Taking care Of Your Business Interests

In business, there is only one thing that is most important and that is getting paid. It is said that the only ‘good’ client is a paying client because let’s face it no one wants to make a loss in his business and the whole point of starting a business is to make profits. There are many reasons for non-payment but whatever the reason; a bad debt can place your business in serious trouble. Credit insurance also known as debtors insurance can be described in simple terms as the insurance of your debtors. This is where an insurance policy is insured, covering your local debtors as well as your international debtors that is if you trade internationally. All the debtors are investigated individually and a cover is issued against payment default by them.

If a business fails to collect money from invoiced debtors on time or even at all, the following effects are likely to happen:

• Problems with cash flow. Where a business may be unable to pay their own debts or even pay their stuff.
• Self-financing. Where may have to pay for the loss from their own turnover.
• Reduced competitiveness. When suffering from bad debt, a business may have no choice but to reduce the amount of credit they give thus making it less competitive.
• Collection of legal cost if a business decides to take action to recover the debt, it results to solicitor fees and the process can be timely.

Credit insurance is a powerful business tool once acquired benefits your business immediately in so many ways. Some of these benefits include:
• There are higher chances of banks offering you more extensive credit facilities on more favorable terms especially if your debtors have credit insurance.
• Credit insurance gives you the absolute confidence to explore higher risk business opportunities you would normally avoid for fear of not being paid.
• It protects the cash flow of your business by replacing cash promptly, should your buyer become bankrupt or payment defaults occur.

When you simply insure your debtors payment risk with a credit insurance policy you will be secure in the knowledge that you will always be paid, even in cases of political risks in international trade.

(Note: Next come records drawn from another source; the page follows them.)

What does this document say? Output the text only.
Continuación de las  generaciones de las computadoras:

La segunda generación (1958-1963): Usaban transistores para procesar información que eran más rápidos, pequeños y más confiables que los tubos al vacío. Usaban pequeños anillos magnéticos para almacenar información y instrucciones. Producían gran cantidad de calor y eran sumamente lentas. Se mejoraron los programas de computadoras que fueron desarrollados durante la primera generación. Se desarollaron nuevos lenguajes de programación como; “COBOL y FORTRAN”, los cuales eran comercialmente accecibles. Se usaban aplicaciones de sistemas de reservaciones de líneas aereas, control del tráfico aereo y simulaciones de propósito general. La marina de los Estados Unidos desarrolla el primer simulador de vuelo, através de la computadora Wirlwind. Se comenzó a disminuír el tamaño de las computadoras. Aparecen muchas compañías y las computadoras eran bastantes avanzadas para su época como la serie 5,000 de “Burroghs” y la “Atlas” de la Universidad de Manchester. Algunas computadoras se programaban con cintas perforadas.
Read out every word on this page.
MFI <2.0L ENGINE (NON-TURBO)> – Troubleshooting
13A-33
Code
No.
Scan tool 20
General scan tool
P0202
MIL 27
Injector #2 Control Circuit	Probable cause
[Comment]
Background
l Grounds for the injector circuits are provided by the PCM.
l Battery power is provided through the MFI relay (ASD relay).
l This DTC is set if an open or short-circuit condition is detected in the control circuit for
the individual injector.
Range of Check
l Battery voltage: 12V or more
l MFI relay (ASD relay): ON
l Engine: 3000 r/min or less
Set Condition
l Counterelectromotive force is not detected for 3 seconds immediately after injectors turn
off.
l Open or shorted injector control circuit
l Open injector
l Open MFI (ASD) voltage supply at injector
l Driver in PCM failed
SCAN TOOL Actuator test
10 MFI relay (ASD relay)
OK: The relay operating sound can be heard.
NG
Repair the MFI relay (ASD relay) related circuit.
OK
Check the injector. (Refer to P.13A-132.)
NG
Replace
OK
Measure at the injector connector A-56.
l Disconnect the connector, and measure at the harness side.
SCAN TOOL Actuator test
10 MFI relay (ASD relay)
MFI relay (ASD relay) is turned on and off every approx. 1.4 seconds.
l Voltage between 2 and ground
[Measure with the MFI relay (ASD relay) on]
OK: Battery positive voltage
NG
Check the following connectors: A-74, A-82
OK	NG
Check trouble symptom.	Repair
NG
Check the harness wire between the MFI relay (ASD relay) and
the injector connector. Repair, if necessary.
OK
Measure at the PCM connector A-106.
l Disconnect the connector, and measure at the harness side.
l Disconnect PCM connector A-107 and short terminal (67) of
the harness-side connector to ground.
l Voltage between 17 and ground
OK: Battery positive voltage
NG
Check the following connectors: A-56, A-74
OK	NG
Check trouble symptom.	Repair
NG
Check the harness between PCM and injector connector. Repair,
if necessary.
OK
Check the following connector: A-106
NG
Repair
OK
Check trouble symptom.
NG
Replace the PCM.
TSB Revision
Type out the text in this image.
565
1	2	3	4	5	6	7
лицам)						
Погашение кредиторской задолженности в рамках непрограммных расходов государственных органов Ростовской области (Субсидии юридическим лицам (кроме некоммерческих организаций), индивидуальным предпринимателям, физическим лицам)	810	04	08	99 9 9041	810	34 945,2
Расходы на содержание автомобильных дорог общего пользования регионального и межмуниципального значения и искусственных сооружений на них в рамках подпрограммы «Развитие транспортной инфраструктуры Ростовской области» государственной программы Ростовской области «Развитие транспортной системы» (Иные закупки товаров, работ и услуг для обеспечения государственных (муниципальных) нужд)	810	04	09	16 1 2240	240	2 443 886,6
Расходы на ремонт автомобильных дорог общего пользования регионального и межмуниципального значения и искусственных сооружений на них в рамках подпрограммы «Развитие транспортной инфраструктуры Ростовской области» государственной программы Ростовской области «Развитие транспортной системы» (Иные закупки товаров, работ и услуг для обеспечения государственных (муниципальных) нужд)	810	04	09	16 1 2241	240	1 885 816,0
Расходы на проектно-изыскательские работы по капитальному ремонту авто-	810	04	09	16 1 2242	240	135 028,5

In so doing, you will not be taking any unnecessary risks because bad debt is eliminated and it is only at a nominal fee. In summary, the trade credit insurance policy acts like a safety net protecting you from suffering financial loss because of your customer’s failure to pay their debts.

 Credit insurance also known as IMC Newbury debtors insurance is an insurance policy for the insurance of your debtors. IMC Newbury trade credit insurance is a policy to safeguard your business when not been paid by your clients.